New Delhi:Former RBI Governor D Subbarao made a strong case for setting up a bad bank saying it is not just necessary but unavoidable in the present circumstances when NPAs are likely to balloon and much of the resolution will have to take place outside the IBC framework.
Even the Economic Survey 2017 had proposed this idea, suggesting the creation of a bad bank called Public Sector Asset Rehabilitation Agency (PARA) to help tide over the problem of stressed assets.
The standard advantage of a bad bank is that the entity taking a decision on the sale price is different from the entity accepting that price. Conflict of interest and corruption are avoided, and importantly, are seen to be avoided.
There are some successful models of bad banks with carefully designed carrots and sticks. Danaharta of Malaysia, for example, is a good model to study in designing our own bad bank, Subbarao said in an interview to PTI.
The former RBI Governor noted that with the economy contracting by at least five per cent this fiscal year, non-performing assets (NPAs) will balloon.
Also, according to RBI's Financial Stability Report, gross NPAs of banks may rise to 12.5 per cent by March 2021 under baseline scenario, from 8.5 per cent in March 2020.

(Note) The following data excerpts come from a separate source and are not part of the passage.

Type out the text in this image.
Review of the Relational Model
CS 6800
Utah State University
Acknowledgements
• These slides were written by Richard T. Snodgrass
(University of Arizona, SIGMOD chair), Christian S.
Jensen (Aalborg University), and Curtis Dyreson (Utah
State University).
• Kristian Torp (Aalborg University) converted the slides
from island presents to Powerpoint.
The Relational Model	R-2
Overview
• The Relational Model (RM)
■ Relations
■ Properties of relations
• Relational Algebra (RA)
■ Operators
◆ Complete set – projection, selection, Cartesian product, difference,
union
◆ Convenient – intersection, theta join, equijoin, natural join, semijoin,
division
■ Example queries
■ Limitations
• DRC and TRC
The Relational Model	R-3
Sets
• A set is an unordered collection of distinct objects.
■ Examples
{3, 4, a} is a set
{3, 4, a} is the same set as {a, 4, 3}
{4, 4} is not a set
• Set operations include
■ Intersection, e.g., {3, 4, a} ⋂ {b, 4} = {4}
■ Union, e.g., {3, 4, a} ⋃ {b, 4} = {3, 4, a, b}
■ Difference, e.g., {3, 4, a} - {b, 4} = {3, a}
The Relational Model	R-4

"The bankruptcy framework is already overloaded and it simply will be unable to deal with this huge additional burden. It is important, therefore, indeed more than ever before, that much of the resolution takes place outside the Insolvency and Bankruptcy Code (IBC) framework," he said.
Before COVID-19 crisis hit India, the economy was already decelerating, real gross domestic product (GDP) growth had moderated from 7.0 per cent in 2017-18 to 6.1 per cent in 2018-19 and 4.2 per cent in 2019-20.
The growth projections for the current year by various global and domestic agencies indicate a sharp contraction of Indian economy ranging from (-)3.2 per cent to (-)9.5 per cent.
Earlier on, Subbarao said he had some reservations about a bad bank but, in view of recent experience, he is veering towards the idea of it.
"First, I believed the bankruptcy framework will put resolution on track and help clean up the system," he said, adding that in hindsight that faith seems misplaced.
Subbarao admitted that he also had concerns about the capital structure of the bank.
"Where will the funding come from? If capital has to come from the public sector banks (PSBs), the problems that bogged down PSB chiefs from taking bold decisions fear of retribution will persist."